La tessitura è uno dei mestieri più antichi, diffuso in Versilia, soprattutto nella zona montana dove i telai erano numerosi in ogni paese e spesso condivisi.
Si hanno notizia nei documenti storici di coltivazioni di gelso e dell’allevamento dei bachi da seta, anche se i filati più diffusi erano quelli di canapa o lana.
La canapa, utilizzata per lenzuola, indumenti e asciugamani, doveva subire una lunga macerazione: i fusti sottili della pianta erano posti nell’acqua dei fiumi o in pozze pubbliche. Una volta essiccata era pestata con la sciabola sulla gramola per sfibrare lo stelo e ammorbidire la fibra e infine pettinata.
La lana era invece ricavata dalle pecore, lavata e cardata per aprire le fibre.
Ottenere il filato, sia di lana che di canapa, era un processo assai lungo che soltanto l’esperienza e la maestria delle donne poteva rendere veloce e semplice.
La filatura era un processo molto lungo e complicato, che soltanto l’esperienza e la maestria potevano rendere facile e veloce. Il filato nasceva infatti tra le dita inumidite di saliva che prillavano la fibra, facendo ruotare il fuso a cui si attorcigliava il filo.
Un’arte che si tramandava da una generazione all’altra e si imparava spesso nelle sere di veglio.
Con la lavorazione a telaio si realizzavano lenzuola di canapa e coperte di lana.
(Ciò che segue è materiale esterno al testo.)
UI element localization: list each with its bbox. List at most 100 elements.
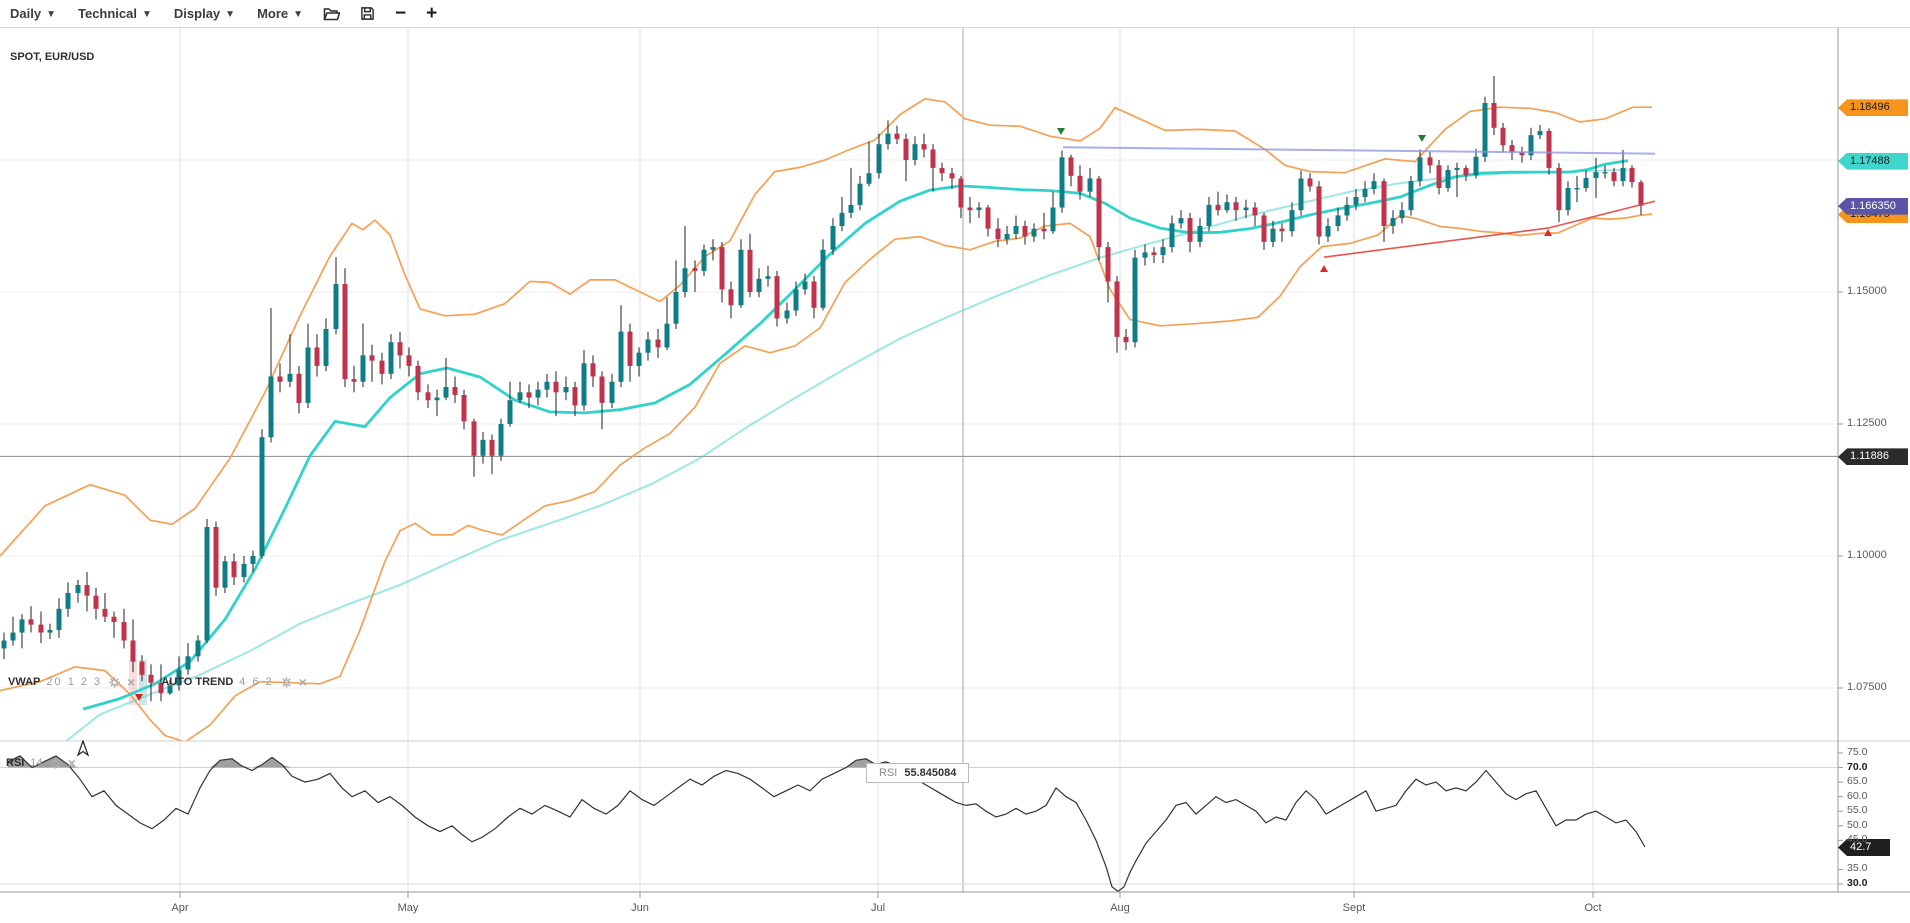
candle-down (1252, 207, 1258, 216)
candle-down (231, 561, 237, 578)
candle-up (1408, 181, 1414, 211)
candle-up (848, 204, 854, 213)
candle-down (277, 376, 283, 382)
candle-up (259, 437, 265, 556)
candle-up (756, 278, 762, 292)
open-file-icon[interactable] (323, 6, 341, 22)
candle-up (176, 669, 182, 686)
candle-down (38, 624, 44, 633)
menu-daily[interactable]: Daily ▼ (10, 6, 56, 21)
candle-up (1243, 207, 1249, 211)
bollinger-lower-band (0, 213, 1653, 741)
candle-up (1362, 189, 1368, 197)
candle-down (139, 661, 145, 675)
candle-down (774, 276, 780, 319)
candle-up (664, 323, 670, 348)
auto-trend-support (1323, 200, 1656, 258)
candle-up (710, 247, 716, 250)
trend-signal-down-triangle-icon (1057, 128, 1065, 135)
candle-up (517, 392, 523, 401)
candle-up (1528, 135, 1534, 156)
candle-down (958, 178, 964, 208)
candle-down (397, 342, 403, 356)
rsi-close-icon[interactable]: × (67, 755, 76, 771)
candle-up (204, 526, 210, 641)
rsi-legend: RSI 14 × (6, 756, 76, 770)
zoom-out-icon[interactable]: − (395, 3, 407, 24)
candle-down (921, 144, 927, 150)
candle-down (1151, 252, 1157, 256)
candle-up (636, 352, 642, 366)
candle-down (1068, 157, 1074, 176)
rsi-settings-gear-icon[interactable] (49, 757, 62, 770)
candle-down (1041, 228, 1047, 232)
save-icon[interactable] (360, 6, 375, 21)
trend-signal-down-triangle-icon (135, 694, 143, 701)
candle-down (84, 585, 90, 596)
vwap-legend-title: VWAP (8, 676, 41, 688)
candle-up (618, 331, 624, 382)
candle-up (1399, 210, 1405, 219)
candle-up (56, 608, 62, 630)
zoom-in-icon[interactable]: + (426, 3, 438, 24)
candle-down (452, 387, 458, 395)
candle-down (379, 360, 385, 374)
candle-up (1445, 170, 1451, 188)
auto-trend-settings-gear-icon[interactable] (280, 676, 293, 689)
menu-display[interactable]: Display ▼ (174, 6, 235, 21)
candle-down (351, 379, 357, 382)
chevron-down-icon: ▼ (142, 9, 152, 20)
candle-down (111, 616, 117, 622)
auto-trend-resistance (1062, 146, 1656, 155)
candle-up (1593, 172, 1599, 178)
candle-up (866, 173, 872, 184)
candle-down (572, 387, 578, 406)
candle-up (19, 619, 25, 633)
vwap-settings-gear-icon[interactable] (108, 676, 121, 689)
menu-technical-label: Technical (77, 6, 137, 21)
candle-down (93, 595, 99, 609)
menu-technical[interactable]: Technical ▼ (78, 6, 152, 21)
rsi-tooltip: RSI 55.845084 (866, 763, 970, 783)
candle-up (10, 632, 16, 641)
candle-up (1537, 130, 1543, 136)
vwap-line (64, 168, 1629, 741)
candle-down (1491, 102, 1497, 128)
auto-trend-close-icon[interactable]: × (298, 674, 307, 690)
candle-down (1279, 228, 1285, 232)
candle-up (544, 381, 550, 390)
candle-down (425, 392, 431, 401)
candle-up (535, 389, 541, 398)
candle-down (102, 608, 108, 617)
candle-down (894, 133, 900, 139)
candle-down (1022, 226, 1028, 237)
candle-up (360, 355, 366, 382)
candle-up (1390, 218, 1396, 226)
candle-down (342, 284, 348, 380)
rsi-tooltip-label: RSI (879, 767, 898, 779)
candle-down (967, 207, 973, 211)
menu-more[interactable]: More ▼ (257, 6, 303, 21)
candle-down (1556, 167, 1562, 211)
candle-down (1611, 172, 1617, 182)
candle-down (930, 149, 936, 168)
candle-up (784, 310, 790, 319)
candle-up (1197, 226, 1203, 242)
candle-up (443, 387, 449, 398)
candle-up (802, 281, 808, 290)
candle-down (1427, 157, 1433, 166)
candle-up (195, 640, 201, 657)
candle-down (1307, 178, 1313, 187)
candle-down (627, 331, 633, 366)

Alcune tessandore della Versilia, come le sorelle Barberi di San Bartolomeo (Pietrasanta) o Angiolina Vannucci di Levigliani, sono passate alla storia per aver realizzato opere tessili meravigliose e aver ideato alcuni disegni tipici della Versilia come il, “colonnino” o la “rosa stella”.
Armare il telaio era un lavoro lungo che durava giorni e prevedeva prima la preparazione dell’ordito con l’utilizzo dell’orditoio, con il quale si stabiliva la base e la larghezza del telo da realizzare. La tessitrice sollevando e abbassando i licci del telaio con i piedi nudi sui pedali, realizzava la trama facendola passare il filo lanciando la “navetta” tra i fili dell’ordito.